What About Those Lawn Watering Restrictions?
You have enriched your soil with all the proper nutrients, over-seeded where necessary, added mulch and even purchased a reel lawn mower. But to your chagrin, you haven’t even needed to get your reel mower out of the shed, due to a lack of rain. Your city has imposed lawn watering restrictions, and as a result your grass is suffering. So what is the answer to dealing with a lack of rain? Can anything be done that not only makes for a luxuriant landscape but is also environmentally helpful? As there has been much debate over proper management of our natural resources, several states have put together a plan for drought conditions and lawn watering restrictions. While specific lawn watering restrictions vary by region, state, and city, here are a few that have been imposed across the US.

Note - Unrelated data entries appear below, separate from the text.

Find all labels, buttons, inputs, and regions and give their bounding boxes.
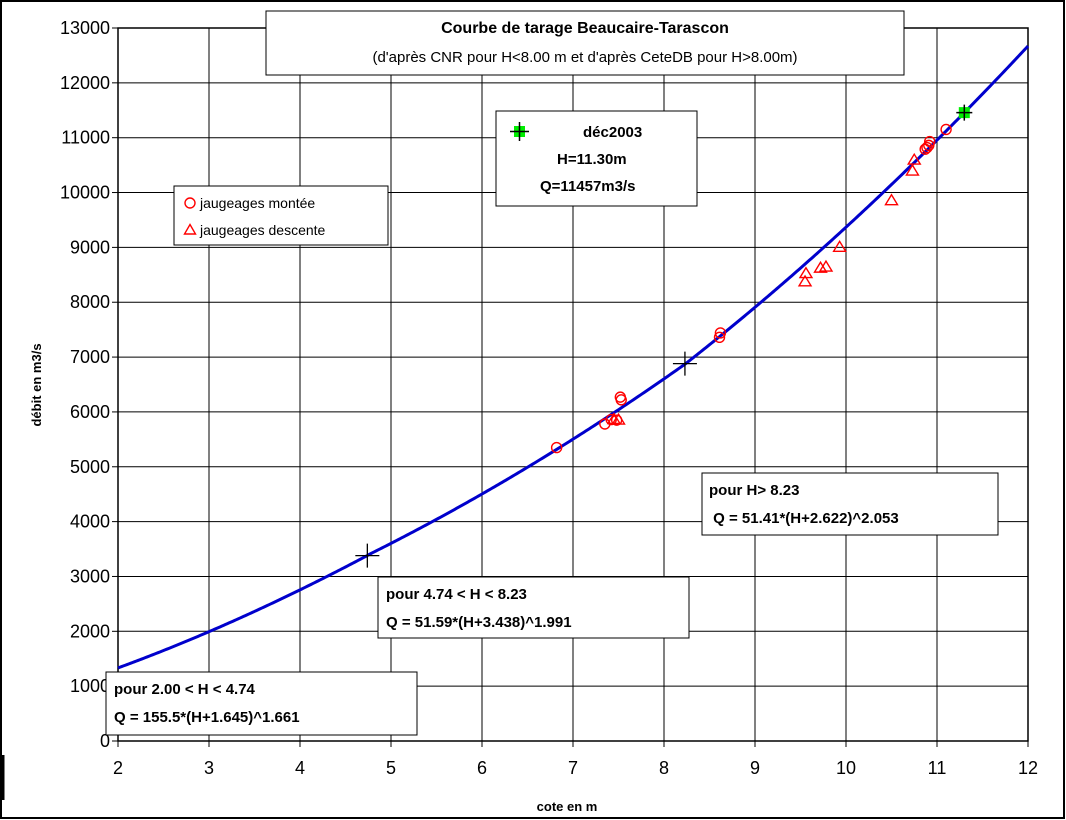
- point-montee: [924, 135, 936, 148]
- equation-box-range1-frame: [105, 671, 418, 736]
- rating-curve-layer: [117, 45, 1030, 670]
- legend-circle-marker: [184, 197, 196, 209]
- y-tick-label: 1000: [70, 676, 110, 696]
- point-montee: [713, 331, 726, 344]
- point-descente: [798, 266, 814, 279]
- y-tick-label: 11000: [61, 128, 110, 148]
- legend-frame: [173, 185, 389, 246]
- y-tick-label: 4000: [70, 512, 110, 532]
- legend-triangle-marker: [183, 223, 197, 235]
- point-descente: [813, 260, 828, 273]
- y-tick-label: 9000: [70, 237, 110, 257]
- x-tick-label: 9: [750, 758, 760, 778]
- x-tick-label: 11: [928, 758, 947, 778]
- title-box-frame: [265, 10, 905, 76]
- equation-box-range1: pour 2.00 < H < 4.74 Q = 155.5*(H+1.645)…: [105, 671, 418, 736]
- point-montee: [605, 413, 617, 426]
- point-descente: [611, 412, 626, 425]
- title-box: Courbe de tarage Beaucaire-Tarascon (d'a…: [265, 10, 905, 76]
- rating-curve-line: [117, 45, 1030, 670]
- y-tick-label: 5000: [70, 457, 110, 477]
- x-tick-label: 3: [204, 758, 214, 778]
- equation-range1-formula: Q = 155.5*(H+1.645)^1.661: [114, 709, 300, 726]
- point-descente: [884, 193, 899, 206]
- equation-box-range3: pour H> 8.23 Q = 51.41*(H+2.622)^2.053: [701, 472, 999, 536]
- chart-title: Courbe de tarage Beaucaire-Tarascon: [441, 20, 729, 37]
- point-descente: [832, 240, 847, 252]
- breakpoint-cross: [672, 351, 697, 376]
- y-tick-label: 13000: [60, 18, 110, 38]
- y-tick-label: 12000: [60, 73, 110, 93]
- point-montee: [940, 123, 952, 136]
- data-points-layer: [355, 104, 973, 568]
- highlight-point-cross: [956, 104, 973, 121]
- y-axis-title: débit en m3/s: [29, 343, 44, 426]
- equation-range3-condition: pour H> 8.23: [709, 482, 799, 499]
- equation-box-range3-frame: [701, 472, 999, 536]
- event-marker-cross: [510, 122, 529, 141]
- x-tick-label: 2: [113, 758, 123, 778]
- x-tick-label: 6: [477, 758, 487, 778]
- x-axis-title: cote en m: [537, 799, 598, 814]
- axis-ticks: 2 3 4 5 6 7 8 9 10 11 12 0 1000 2000 3000 4000 5000 6000 7…: [60, 18, 1038, 778]
- x-tick-label: 4: [295, 758, 305, 778]
- legend-label-descente: jaugeages descente: [199, 222, 326, 238]
- x-tick-label: 10: [836, 758, 856, 778]
- point-descente: [905, 163, 920, 176]
- point-descente: [797, 274, 813, 287]
- event-q: Q=11457m3/s: [540, 178, 636, 195]
- point-montee: [921, 141, 933, 154]
- y-tick-label: 2000: [70, 621, 110, 641]
- y-tick-label: 8000: [70, 292, 110, 312]
- y-tick-label: 7000: [70, 347, 110, 367]
- event-label: déc2003: [583, 124, 642, 141]
- event-box-frame: [495, 110, 698, 207]
- y-tick-label: 0: [100, 731, 110, 751]
- x-tick-label: 12: [1018, 758, 1038, 778]
- x-tick-label: 5: [386, 758, 396, 778]
- x-tick-label: 8: [659, 758, 669, 778]
- point-descente: [907, 152, 922, 165]
- x-tick-label: 7: [568, 758, 578, 778]
- y-tick-label: 10000: [60, 183, 110, 203]
- equation-range1-condition: pour 2.00 < H < 4.74: [114, 681, 256, 698]
- equation-range2-condition: pour 4.74 < H < 8.23: [386, 586, 527, 603]
- event-h: H=11.30m: [557, 151, 627, 168]
- point-montee: [550, 441, 563, 454]
- equation-range2-formula: Q = 51.59*(H+3.438)^1.991: [386, 614, 572, 631]
- point-montee: [714, 327, 727, 339]
- breakpoint-cross: [355, 543, 380, 568]
- chart-subtitle: (d'après CNR pour H<8.00 m et d'après Ce…: [372, 49, 797, 66]
- equation-range3-formula: Q = 51.41*(H+2.622)^2.053: [709, 510, 899, 527]
- legend: jaugeages montée jaugeages descente: [173, 185, 389, 246]
- equation-box-range2: pour 4.74 < H < 8.23 Q = 51.59*(H+3.438)…: [377, 576, 690, 639]
- point-montee: [615, 394, 627, 406]
- y-tick-label: 3000: [70, 566, 110, 586]
- equation-box-range2-frame: [377, 576, 690, 639]
- event-box: déc2003 H=11.30m Q=11457m3/s: [495, 110, 698, 207]
- point-descente: [818, 259, 834, 272]
- legend-label-montee: jaugeages montée: [199, 195, 315, 211]
- y-tick-label: 6000: [70, 402, 110, 422]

Areas with particularly stringent lawn water restrictions are those in desert regions of California, Arizona, New Mexico, Texas, and Nevada. However, just because you are is under lawn watering restrictions, you don’t have to resign yourself to an uninviting lawn. There are a number of things you can do to maintain your green yard, without being guilty of breaking your town’s lawn water restrictions.
Lawn Watering Restrictions across the United States
|A one day a week watering schedule||Florida|
|In cases where new grass has been planted, it can be watered daily the first 15 days but only every other day the next 15 days||Florida|
|Lawn watering with a sprinkler or micro-irrigation system must be done either before 8am or after 6pm||Florida|
|May 1st to Sept. 30th – residents in many US cities can only water their lawns every other day- those with even numbered address on even dates of the month and those with odd address on the odd||Texas, Georgia, Illinois, Minnesota, North Carolina, Tennessee|
|Lawn water restrictions are in effect from 10a-5p-lawn watering prohibited||Minnesota|
Lawn Watering Restrictions—Yard Saving Tips:
- Water less often, slowly reducing the amount of water – this keeps the grass from being “stress-out” and conditioned if a total ban is established.
- Minimize activity (walking, playing games, etc..) on the grass.
- Let the grass grow longer – decreases the amount of moisture lost from soil.
- Water your lawn between 4 and 6 am, unless prohibited by lawn watering restrictions; however, it is best not to water every day.
- Aerate your soil to allow for circulation of air and moisture.
- During times of drought, do not apply nitrogen-rich fertilizer as they require more growth and extra water.
- Wetting agents – aka surfactant is a compound that helps the soil absorb water more readily because it releases the water’s surface tension and causes beading and puddling.